Multi-Source Data Fusion and Multi-Scale Constraints for Continuous Surface-Subsurface 3D Geological Modeling

The inherent uncertainty of subsurface geological conditions remains a primary challenge in underground spatial planning and rock engineering. The rationality of engineering design is fundamentally dictated by the spatial distribution and continuity of geological structures. However, in complex environments—characterized by intense tectonic fracturing or rapid lithological transitions—traditional 2D projections often fail to capture the anisotropic nature and spatial evolutionary trends of the rock mass, leading to significant interpretative gaps. Discrepancies between predicted and encountered geology frequently stem from a 2D conceptual framework that oversimplifies the 3D connectivity of fault planes, shear zones, and joint sets.
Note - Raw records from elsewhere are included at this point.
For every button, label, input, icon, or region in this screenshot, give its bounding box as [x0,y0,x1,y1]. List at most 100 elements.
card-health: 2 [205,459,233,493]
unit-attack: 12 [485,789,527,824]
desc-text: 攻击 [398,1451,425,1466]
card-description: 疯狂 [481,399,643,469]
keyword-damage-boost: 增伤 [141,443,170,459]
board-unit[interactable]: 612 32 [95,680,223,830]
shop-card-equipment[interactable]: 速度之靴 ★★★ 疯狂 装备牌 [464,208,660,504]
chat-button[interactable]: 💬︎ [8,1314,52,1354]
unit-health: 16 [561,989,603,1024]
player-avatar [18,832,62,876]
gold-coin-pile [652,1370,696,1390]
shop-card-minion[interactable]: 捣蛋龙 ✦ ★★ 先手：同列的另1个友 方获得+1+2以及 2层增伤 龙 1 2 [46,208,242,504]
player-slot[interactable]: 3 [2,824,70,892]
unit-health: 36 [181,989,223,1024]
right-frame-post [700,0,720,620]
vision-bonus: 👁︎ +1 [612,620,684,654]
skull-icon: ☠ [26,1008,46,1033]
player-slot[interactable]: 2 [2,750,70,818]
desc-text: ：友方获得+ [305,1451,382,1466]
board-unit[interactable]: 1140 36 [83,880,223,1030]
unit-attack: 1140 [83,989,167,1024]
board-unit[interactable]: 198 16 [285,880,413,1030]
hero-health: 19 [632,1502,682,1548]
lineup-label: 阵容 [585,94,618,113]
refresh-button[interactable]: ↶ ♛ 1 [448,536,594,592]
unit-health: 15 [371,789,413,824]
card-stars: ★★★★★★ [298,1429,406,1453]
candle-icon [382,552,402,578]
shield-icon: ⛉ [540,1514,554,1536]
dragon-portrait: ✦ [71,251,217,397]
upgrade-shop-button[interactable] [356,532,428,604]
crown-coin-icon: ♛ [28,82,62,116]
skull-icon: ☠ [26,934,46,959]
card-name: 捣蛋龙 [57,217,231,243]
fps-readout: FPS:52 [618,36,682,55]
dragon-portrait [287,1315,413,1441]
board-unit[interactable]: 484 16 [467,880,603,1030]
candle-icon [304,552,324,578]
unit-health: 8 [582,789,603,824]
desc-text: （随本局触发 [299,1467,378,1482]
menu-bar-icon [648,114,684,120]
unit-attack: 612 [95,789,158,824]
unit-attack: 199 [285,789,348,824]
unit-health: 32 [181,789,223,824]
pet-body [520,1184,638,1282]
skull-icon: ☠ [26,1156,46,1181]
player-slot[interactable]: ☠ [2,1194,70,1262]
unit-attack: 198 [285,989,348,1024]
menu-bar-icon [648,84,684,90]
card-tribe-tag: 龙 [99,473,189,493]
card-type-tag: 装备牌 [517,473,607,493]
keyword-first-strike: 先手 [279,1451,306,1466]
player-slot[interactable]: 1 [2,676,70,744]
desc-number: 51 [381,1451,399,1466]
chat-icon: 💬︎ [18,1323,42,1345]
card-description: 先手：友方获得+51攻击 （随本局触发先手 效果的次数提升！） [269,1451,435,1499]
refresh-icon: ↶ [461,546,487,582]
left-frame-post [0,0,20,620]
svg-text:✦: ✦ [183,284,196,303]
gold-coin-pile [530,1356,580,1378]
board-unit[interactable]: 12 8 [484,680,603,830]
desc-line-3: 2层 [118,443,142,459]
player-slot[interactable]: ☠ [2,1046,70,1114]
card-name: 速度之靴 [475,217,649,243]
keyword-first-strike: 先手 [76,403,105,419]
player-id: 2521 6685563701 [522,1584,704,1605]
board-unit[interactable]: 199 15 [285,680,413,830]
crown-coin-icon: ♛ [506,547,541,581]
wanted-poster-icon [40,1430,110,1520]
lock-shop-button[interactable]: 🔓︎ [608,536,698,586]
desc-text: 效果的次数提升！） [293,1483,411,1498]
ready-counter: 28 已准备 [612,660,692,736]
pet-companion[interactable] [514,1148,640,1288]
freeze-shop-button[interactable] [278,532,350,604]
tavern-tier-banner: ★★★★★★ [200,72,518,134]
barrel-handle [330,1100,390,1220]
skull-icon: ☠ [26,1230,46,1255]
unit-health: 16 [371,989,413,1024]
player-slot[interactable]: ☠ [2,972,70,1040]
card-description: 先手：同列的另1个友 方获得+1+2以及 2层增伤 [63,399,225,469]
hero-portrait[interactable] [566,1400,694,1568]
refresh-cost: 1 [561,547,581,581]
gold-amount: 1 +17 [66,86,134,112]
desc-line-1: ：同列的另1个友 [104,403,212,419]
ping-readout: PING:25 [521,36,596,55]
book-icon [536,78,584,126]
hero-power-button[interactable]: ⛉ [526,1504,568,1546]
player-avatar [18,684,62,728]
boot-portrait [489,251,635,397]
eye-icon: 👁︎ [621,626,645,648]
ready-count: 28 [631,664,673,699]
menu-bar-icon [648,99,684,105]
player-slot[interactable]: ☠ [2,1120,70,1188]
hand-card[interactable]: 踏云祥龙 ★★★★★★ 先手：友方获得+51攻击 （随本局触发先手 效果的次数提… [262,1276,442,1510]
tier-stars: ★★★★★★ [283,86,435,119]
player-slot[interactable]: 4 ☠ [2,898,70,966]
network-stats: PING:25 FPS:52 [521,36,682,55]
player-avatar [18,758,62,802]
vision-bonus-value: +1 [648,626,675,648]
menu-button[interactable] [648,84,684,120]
This study addresses these limitations by utilizing the Zhaishan Tunnel system in Kinmen, characterized by its granitic basement, as a research platform. By integrating UAV LiDAR, Terrestrial Laser Scanning (TLS), and SLAM technologies, we established a high-resolution 3D spatial database that bridges the gap between surface and subsurface geological data. The core research focus is the development of a workflow for continuous surface-subsurface 3D geological modeling. By incorporating surface topography, outcrop mapping, and in-situ structural measurements into a unified 3D coordinate system, the study employs multi-scale data constraints to enhance the reliability of geological interpretations. Macro-scale surface terrain data are utilized to constrain the meso-scale structural interpretations within the tunnel, ensuring that the model maintains structural consistency across different depths. The significance of this research lies in transforming geological outputs from static, post-survey records into dynamic, 3D interpretative engines. This approach allows for the visualization of discontinuity extensions in three dimensions, providing a data-driven framework for anticipating geological hazards. Ultimately, this shift ensures that geological interpretations are no longer fragmented, providing a high-integrity information base for modern underground space development and structural stability analysis.